Since A^2 + 2B^2 = C^2 , we have 2B^2 = C^2 - A^2 or 2B^2 = (C + A)(C - A).
C^2 - A^2 = (C + A)(C - A) is an even number, both A and C must either odd numbers or even numbers.
Then 2B^2 is a product of even numbers, and 2B^2 is a multiple of 4.
B is an even number.
Since we have 3 variables (A, B, and C) and 0 equations, E is most likely the answer. So, we should consider conditions 1) & 2) together first. After comparing the number of variables and the number of equations, we can save time by considering conditions 1) & 2) together first.
Conditions 1) & 2)
A, B, and C are positive integers less than or equal to 10.
Since we have 0 < C^2 - A^2 = 2B^2 < 10^2 or 0 < C^2 - A^2 = 2B^2 < 100, we have 0 < B < √50 and B = 2, 4 or 6.
We have C + A > C – A.
Case 1: B = 2
Since we have (C + A)(C - A) = 8, we have C + A = 4 and C – A = 2.
Then we have C = 3, A = 1 and A + B + C = 1 + 2 + 3 = 6.
Case 2: B = 4
Since we have (C + A)(C - A) = 32, we have C + A = 16, C - A = 2 or C + A = 8, C – A = 4.
If C + A = 16, C – A = 2, then we have A = 7, C = 9 and A + B + C = 7 + 4 + 9 = 20.
Since both conditions together do not yield a unique solution, they are not sufficient.
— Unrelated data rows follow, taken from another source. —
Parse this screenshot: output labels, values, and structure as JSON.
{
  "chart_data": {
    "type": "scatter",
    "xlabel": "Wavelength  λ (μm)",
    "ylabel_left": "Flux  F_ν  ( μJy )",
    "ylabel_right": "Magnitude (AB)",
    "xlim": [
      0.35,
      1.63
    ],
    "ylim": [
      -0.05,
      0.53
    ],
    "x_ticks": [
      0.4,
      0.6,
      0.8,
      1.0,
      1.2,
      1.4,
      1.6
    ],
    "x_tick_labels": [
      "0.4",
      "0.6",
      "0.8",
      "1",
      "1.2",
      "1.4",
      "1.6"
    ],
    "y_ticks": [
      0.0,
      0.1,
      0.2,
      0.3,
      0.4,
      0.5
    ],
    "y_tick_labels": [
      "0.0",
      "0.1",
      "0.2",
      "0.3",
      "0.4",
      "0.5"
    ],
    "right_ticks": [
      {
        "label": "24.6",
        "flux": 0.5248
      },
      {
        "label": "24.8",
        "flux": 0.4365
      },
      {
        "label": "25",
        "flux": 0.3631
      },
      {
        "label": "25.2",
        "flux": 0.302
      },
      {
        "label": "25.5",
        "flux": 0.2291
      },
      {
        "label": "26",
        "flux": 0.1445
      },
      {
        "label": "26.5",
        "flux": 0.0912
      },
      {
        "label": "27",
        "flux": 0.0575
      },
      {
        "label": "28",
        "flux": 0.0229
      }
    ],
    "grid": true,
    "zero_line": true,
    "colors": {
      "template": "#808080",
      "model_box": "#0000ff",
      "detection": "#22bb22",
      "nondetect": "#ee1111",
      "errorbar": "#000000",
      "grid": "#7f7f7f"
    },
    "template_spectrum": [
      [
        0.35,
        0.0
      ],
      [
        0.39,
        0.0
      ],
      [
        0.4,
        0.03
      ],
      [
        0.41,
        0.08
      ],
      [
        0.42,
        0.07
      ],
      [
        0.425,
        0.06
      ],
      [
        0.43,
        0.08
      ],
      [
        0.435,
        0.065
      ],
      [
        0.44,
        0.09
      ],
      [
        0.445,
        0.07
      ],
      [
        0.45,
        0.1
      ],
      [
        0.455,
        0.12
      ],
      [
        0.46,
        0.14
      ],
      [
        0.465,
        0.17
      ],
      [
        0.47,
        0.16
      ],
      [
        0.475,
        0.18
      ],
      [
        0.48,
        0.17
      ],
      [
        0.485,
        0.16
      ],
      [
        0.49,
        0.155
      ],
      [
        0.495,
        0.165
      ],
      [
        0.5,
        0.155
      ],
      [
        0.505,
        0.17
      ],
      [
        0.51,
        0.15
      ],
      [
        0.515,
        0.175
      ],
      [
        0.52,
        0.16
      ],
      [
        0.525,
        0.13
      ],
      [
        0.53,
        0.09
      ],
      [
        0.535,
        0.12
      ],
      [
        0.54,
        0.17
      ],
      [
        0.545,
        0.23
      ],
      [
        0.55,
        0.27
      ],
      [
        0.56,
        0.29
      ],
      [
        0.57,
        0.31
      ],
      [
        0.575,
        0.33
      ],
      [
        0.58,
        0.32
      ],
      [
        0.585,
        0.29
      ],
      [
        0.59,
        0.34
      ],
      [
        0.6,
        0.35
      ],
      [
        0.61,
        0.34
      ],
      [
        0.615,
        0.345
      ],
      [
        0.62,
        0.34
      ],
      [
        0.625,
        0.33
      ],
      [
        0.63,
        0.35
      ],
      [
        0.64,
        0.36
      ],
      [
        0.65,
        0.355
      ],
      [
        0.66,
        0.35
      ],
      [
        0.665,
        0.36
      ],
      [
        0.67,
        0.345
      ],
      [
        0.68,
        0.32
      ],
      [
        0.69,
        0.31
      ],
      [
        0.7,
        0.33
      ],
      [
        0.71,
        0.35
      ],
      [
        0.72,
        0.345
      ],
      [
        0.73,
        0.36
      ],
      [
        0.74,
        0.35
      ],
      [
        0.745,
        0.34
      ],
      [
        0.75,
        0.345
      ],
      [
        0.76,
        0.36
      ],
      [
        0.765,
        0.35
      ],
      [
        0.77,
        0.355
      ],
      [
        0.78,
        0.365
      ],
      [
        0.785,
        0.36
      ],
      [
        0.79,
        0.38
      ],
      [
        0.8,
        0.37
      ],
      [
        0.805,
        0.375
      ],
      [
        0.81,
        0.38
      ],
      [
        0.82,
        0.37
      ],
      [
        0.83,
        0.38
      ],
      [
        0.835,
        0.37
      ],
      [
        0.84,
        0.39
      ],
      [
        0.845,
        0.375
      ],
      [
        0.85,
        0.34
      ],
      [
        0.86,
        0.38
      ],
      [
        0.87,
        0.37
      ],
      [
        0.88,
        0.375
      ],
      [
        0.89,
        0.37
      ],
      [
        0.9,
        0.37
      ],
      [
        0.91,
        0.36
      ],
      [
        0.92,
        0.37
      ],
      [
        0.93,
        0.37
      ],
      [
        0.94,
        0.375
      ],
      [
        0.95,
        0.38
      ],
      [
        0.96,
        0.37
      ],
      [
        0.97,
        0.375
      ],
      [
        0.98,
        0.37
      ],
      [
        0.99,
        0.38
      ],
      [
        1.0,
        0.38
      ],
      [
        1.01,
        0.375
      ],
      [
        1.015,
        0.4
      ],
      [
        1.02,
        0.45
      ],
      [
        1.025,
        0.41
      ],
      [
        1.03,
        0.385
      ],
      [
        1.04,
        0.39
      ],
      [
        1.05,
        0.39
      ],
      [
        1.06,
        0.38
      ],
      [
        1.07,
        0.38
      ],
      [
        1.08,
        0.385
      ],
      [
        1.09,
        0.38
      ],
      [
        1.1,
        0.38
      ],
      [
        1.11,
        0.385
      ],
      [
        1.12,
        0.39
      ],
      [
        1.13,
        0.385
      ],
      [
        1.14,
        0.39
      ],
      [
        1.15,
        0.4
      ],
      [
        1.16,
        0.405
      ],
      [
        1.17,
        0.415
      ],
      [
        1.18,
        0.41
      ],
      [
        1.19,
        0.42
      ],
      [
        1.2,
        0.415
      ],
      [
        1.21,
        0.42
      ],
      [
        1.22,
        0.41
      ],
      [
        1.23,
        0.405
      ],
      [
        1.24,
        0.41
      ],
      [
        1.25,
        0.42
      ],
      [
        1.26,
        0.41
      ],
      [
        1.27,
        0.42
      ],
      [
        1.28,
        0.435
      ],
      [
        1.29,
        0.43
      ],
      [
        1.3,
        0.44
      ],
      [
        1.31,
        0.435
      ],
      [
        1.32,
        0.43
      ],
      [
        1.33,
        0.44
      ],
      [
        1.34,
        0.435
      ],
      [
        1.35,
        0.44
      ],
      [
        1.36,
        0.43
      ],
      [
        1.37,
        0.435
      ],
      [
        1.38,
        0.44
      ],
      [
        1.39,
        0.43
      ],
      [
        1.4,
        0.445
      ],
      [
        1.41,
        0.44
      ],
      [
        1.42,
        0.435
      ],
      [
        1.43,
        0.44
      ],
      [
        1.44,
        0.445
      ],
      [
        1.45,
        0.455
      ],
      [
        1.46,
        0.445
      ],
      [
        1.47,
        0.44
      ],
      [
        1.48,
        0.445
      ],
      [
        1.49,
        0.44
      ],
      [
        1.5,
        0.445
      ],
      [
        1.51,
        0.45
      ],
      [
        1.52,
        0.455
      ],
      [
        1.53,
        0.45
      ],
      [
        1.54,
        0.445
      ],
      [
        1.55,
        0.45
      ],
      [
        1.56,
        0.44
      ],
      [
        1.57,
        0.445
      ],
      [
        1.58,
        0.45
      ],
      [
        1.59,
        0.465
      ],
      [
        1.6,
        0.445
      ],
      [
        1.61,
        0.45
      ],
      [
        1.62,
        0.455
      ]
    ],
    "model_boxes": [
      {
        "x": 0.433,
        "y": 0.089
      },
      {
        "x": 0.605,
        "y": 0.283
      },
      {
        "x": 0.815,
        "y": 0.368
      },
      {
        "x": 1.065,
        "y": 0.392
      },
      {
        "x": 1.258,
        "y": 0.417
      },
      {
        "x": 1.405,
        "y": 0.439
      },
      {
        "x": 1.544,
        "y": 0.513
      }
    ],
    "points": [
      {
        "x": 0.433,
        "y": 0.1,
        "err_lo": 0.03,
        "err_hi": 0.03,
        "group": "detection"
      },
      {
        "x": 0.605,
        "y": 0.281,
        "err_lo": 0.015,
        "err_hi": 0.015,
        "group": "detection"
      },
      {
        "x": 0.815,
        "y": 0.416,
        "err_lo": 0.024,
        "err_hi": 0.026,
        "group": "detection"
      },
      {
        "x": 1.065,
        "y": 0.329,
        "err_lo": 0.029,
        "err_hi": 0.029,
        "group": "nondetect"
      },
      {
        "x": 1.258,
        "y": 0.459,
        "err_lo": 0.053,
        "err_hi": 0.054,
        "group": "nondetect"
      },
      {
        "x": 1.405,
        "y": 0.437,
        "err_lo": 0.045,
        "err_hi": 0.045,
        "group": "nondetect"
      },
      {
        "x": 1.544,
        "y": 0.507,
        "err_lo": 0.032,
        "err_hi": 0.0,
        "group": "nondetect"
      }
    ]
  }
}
Therefore, E is the answer.
Answer: E
In cases where 3 or more additional equations are required, such as for original conditions with “3 variables”, or “4 variables and 1 equation”, or “5 variables and 2 equations”, conditions 1) and 2) usually supply only one additional equation. Therefore, there is an 80% chance that E is the answer, a 15% chance that C is the answer, and a 5% chance that the answer is A, B, or D. Since E (i.e. conditions 1) & 2) are NOT sufficient, when taken together) is most likely to be the answer, it is generally most efficient to begin by checking the sufficiency of conditions 1) and 2) when taken together. Obviously, there may be occasions on which the answer is A, B, C, or D.